Think of modes is like a tree. From the initial starting state you have several branches that you could take. Those are your initial group keyboard shortcuts. Once you hit one of those initial keyboard shortcuts, you’ve gone down one branch in the tree. Off of that branch are several more actions you can take. To give an example, say I hit alt + cmd + f to go into the branch for focusing an app. Then inside that branch I have a bunch of options for letters I could hit to focus different apps. The important part is that none of the shortcuts in the branch off the main state for focusing an app are available in the main state, and vice versa.

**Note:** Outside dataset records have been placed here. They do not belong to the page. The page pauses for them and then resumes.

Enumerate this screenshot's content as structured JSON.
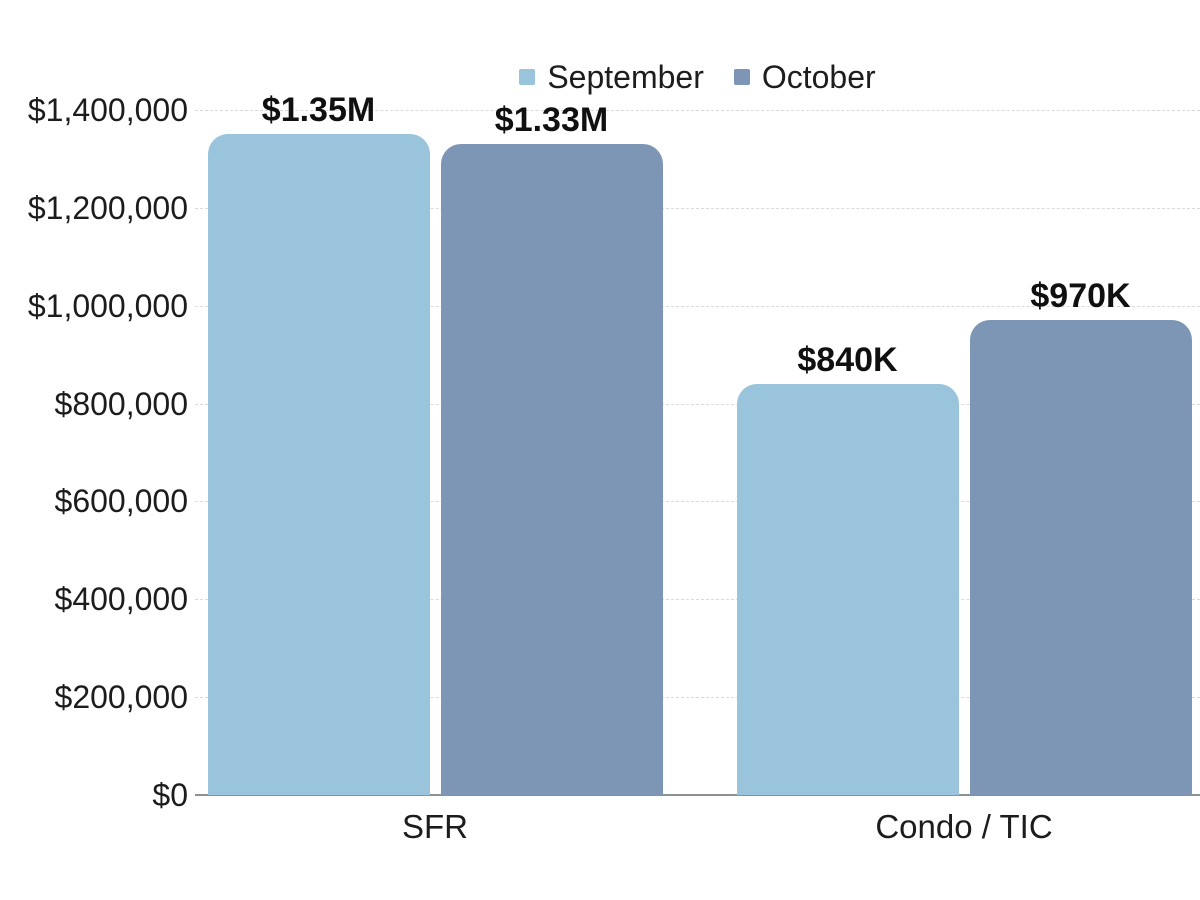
{
  "chart": {
    "legend": [
      {
        "label": "September",
        "color": "#9AC4DB"
      },
      {
        "label": "October",
        "color": "#7E96B5"
      }
    ]
  },
  "chart_data": {
    "type": "bar",
    "title": "",
    "xlabel": "",
    "ylabel": "",
    "categories": [
      "SFR",
      "Condo / TIC"
    ],
    "series": [
      {
        "name": "September",
        "color": "#9AC4DB",
        "values": [
          1350000,
          840000
        ],
        "data_labels": [
          "$1.35M",
          "$840K"
        ]
      },
      {
        "name": "October",
        "color": "#7E96B5",
        "values": [
          1330000,
          970000
        ],
        "data_labels": [
          "$1.33M",
          "$970K"
        ]
      }
    ],
    "ylim": [
      0,
      1400000
    ],
    "ytick_interval": 200000,
    "ytick_values": [
      0,
      200000,
      400000,
      600000,
      800000,
      1000000,
      1200000,
      1400000
    ],
    "ytick_labels": [
      "$0",
      "$200,000",
      "$400,000",
      "$600,000",
      "$800,000",
      "$1,000,000",
      "$1,200,000",
      "$1,400,000"
    ],
    "grid": true,
    "gridline_color": "#d8dbdb",
    "baseline_color": "#8d9192",
    "legend_position": "top",
    "background_color": "#ffffff",
    "text_color": "#1a1a1a"
  }
}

There are two benefits to grouping keyboard shortcuts into modes. First, it cuts down on the number of initial branch shortcuts. When most apps define keyboard shortcuts, they don’t use the tree structure of modes, but a completely flat structure. In a flat structure, any keyboard shortcut can be accessed at any time from the main state. The problem you immediately run into is that there are a lot of different actions it would be convenient to have bound to a hotkey.

A great example of this problem is my Neovim config. Currently in my config I have over 60 keymaps defined. Nearly all are defined in Normal Mode. Even though we’re already in a mode where we don’t have to set aside any keys for inputting text, if every one of those 60+ actions had it’s own special keyboard shortcut in a flat structure, I would quickly run out of keyboard combos. Adding just a bit of depth massively expands the possibilities combinations, so you’re far less likely to run into awkward collisions where it would make sense for several actions to have the same keyboard shortcut.

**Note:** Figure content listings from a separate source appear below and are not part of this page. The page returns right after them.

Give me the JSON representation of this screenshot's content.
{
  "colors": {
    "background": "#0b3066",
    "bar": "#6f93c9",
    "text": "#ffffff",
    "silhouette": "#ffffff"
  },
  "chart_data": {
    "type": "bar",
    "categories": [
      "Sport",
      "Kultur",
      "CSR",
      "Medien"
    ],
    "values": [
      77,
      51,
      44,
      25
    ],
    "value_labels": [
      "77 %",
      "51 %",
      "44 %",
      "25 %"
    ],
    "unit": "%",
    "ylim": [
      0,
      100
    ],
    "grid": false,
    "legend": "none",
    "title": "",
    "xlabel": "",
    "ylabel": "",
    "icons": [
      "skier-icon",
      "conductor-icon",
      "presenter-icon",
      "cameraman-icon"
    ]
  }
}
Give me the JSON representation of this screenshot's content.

The second major benefit of modes is that they make shortcuts more intuitive. My skhd and Neovim configs are again a great example of this. Instead of remembering increasingly arcane and long combinations to trigger activating different common apps, you just need to remember the one common shortcut that activates the mode and the letter for the app. All of the shortcut collisions where the keyboard shortcut that makes the most intuitive sense for an action also makes sense for other unrelated actions mean that it’s difficult to keep a simple rule for what keyboard shortcut is assigned to an action. One of my favorite rules is the shortcut should be the letter of the verb or object of the action, so “i” for “information” and “b” for “browser”. But without modes how do you remember if shift + option + cmd + t is for your terminal, todos, or text editor?

A perfect example of where a flat structure gets confusing I ran into recently is the keyboard shortcuts for the Firefox developer tools. On my Mac, here are the shortcuts.

Action Shortcut
Toggle DevTools Option+Cmd+I
Toggle Browser Toolbox Option+Shift+Cmd+I
Toggle Browser Console Shift+Cmd+J
Toggle Responsive Design Mode Option+Cmd+M
Toggle Inspector Option+Cmd+L
Toggle Web Console Option+Cmd+K
Toggle JavaScript Debugger Option+Cmd+Z
Toggle Network Monitor Option+Cmd+E
Toggle Style Editor Shift+f7
Toggle Performance Shift+f5
Toggle Storage Shift+f9
Toggle DOM Option+Cmd+W
Toggle Accessibility Shift+f12

In what world do these make sense? How does the action “Toggle DevTools” have anything to do with “Option+Cmd+I”? The worst offenders by far though are the shortcuts for the Inspector, Console, Debugger, Network Monitor, Style Editor, Performance, Storage, DOM, and Accessibility. Not only do their keyboard shortcuts have almost no relation to the action, they can’t even keep the same scheme. In the UI, all of these actions are tabs in the same window. Intuitively it feels like they should have similar keyboard shortcuts, right? But no! To keep you on your toes Inspector to Network Monitor follow the pattern Option+Cmd+{letter}–again we’re setting aside the fact that {letter} has no relation to the action–but then just to keep you on your feet it switches up part way through and we instead start using Shift+{function key} style shortcuts now. None of this makes sense. It’s the equivalent of putting the create, edit, and delete buttons for the same UI object on different pages. It just doesn’t make sense.

Keyboard shortcut design is nearly as important as UI design and it’s even more important that shortcut design be as intuitive since the user doesn’t have visual hints. One of the best ways to solve this mess is modes.